Le premier recueil, Né avec les morts, réunit quatre novellæ qui s’échelonnent de 1957 à 1973 et retracent, de ce fait, l’acquisition d’un savoir-faire en la matière. De la première à la dernière, on ressent l’intense plaisir de la création, pour un auteur qui fait voile vers la plénitude de son art. Mais surtout, Robert Silverberg s’y livre d’emblée : « Je passais sans difficultés ni scrupules de thèmes savamment construits à des récits reposant sur les poncifs de la littérature de gare, et c’est pour cette raison que j’ai pu vendre bon nombre d’histoires… ». On ne peut être plus clair : pour être un grand auteur de S-F, il faut refuser de trancher entre le ludique et le politique, mais pratiquer de concert, et avec le même élan, l’aventure et la spéculation. D’abord, en alternance, le temps de se faire la plume, puis en les fusionnant. En somme, être prolifique sans jamais se résigner à la superficialité et, inversement, ne pas exister seulement pour quelques perles rares au volatile succès d’estime. Toute l’œuvre de Silverberg illustre cette conviction profonde de l’auteur et en fait un repère historique. Le premier texte du recueil, « La Vallée hors du temps » (seul véritable inédit de l’ouvrage) est l’illustration parfaite de l’époque où le jeune Silverberg, lassé des « recettes sensationnalistes », décide de se lancer dans « un texte où les personnages et le style seraient un peu plus étudiés ». Quinze ans plus tard, les autres textes, de « Partir » à « Né avec les morts », prouvent l’acquisition de la technique et le déploiement de l’imaginaire, dans le cadre idéal, « ni trop long ni trop court », de la novella, mode d’écriture « civilisé et cultivé » que Robert Silverberg revendique depuis toujours.

Le second recueil, En un autre pays, fait figure d’ultime démonstration.

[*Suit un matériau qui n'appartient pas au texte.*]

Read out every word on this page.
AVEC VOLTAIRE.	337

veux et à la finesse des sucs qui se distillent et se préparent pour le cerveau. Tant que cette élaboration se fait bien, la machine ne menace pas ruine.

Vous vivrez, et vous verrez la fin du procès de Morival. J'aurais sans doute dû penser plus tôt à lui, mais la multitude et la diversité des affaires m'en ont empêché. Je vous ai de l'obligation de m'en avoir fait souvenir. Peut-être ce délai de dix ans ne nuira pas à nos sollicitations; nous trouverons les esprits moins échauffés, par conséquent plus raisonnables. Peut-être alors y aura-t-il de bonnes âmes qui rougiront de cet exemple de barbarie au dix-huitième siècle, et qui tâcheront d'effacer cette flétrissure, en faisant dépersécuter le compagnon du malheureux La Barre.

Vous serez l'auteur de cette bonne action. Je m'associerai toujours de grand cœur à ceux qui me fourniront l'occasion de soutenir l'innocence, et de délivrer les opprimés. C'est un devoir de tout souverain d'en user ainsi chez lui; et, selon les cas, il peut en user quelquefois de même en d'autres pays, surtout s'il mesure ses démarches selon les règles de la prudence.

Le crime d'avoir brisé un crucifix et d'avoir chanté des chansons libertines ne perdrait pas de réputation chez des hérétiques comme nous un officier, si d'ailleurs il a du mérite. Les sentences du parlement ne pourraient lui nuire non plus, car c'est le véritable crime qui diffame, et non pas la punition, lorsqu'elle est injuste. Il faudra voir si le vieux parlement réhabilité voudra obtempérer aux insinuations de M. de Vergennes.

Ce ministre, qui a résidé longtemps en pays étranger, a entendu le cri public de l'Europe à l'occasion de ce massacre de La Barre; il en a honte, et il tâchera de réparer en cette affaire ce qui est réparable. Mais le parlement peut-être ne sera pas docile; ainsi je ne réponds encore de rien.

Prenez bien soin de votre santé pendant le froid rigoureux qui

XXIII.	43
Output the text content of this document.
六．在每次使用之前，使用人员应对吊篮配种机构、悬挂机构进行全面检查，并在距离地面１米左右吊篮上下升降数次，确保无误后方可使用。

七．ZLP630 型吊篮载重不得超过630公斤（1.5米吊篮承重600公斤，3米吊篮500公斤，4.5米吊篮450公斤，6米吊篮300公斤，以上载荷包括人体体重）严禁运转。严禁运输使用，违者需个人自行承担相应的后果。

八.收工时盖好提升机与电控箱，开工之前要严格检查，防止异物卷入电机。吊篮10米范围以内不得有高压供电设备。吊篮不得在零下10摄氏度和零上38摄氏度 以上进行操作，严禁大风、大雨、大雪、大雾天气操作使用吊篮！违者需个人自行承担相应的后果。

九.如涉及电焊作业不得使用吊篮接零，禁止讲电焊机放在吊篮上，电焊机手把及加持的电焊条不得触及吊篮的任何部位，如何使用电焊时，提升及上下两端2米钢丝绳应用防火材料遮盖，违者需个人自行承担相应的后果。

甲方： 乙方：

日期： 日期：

En effet, si les novellæ qui le composent (quatre au total, dont trois inédites) sont toutes des textes de commande, écrits entre 1988 et 1996, elles bénéficient du savoir-faire accumulé par l’auteur pendant des décennies d’écriture professionnelle. Robert Silverberg, avec un bel équilibre de respect et de liberté, se glisse entre les personnages de « La Saison des vendanges » de Catherine L. Moore avec « En un autre pays », pose élégamment, dans « Cache-Cache », les jalons d’un univers partagé dont le fondateur n’est autre qu’Asimov, ou se paye le luxe de réinventer le récit-catastrophe avec « Ça chauffe à Magma-City ». Certes, les résultats ne sont plus surprenants à ce stade, mais le charme ne s’est pas flétri.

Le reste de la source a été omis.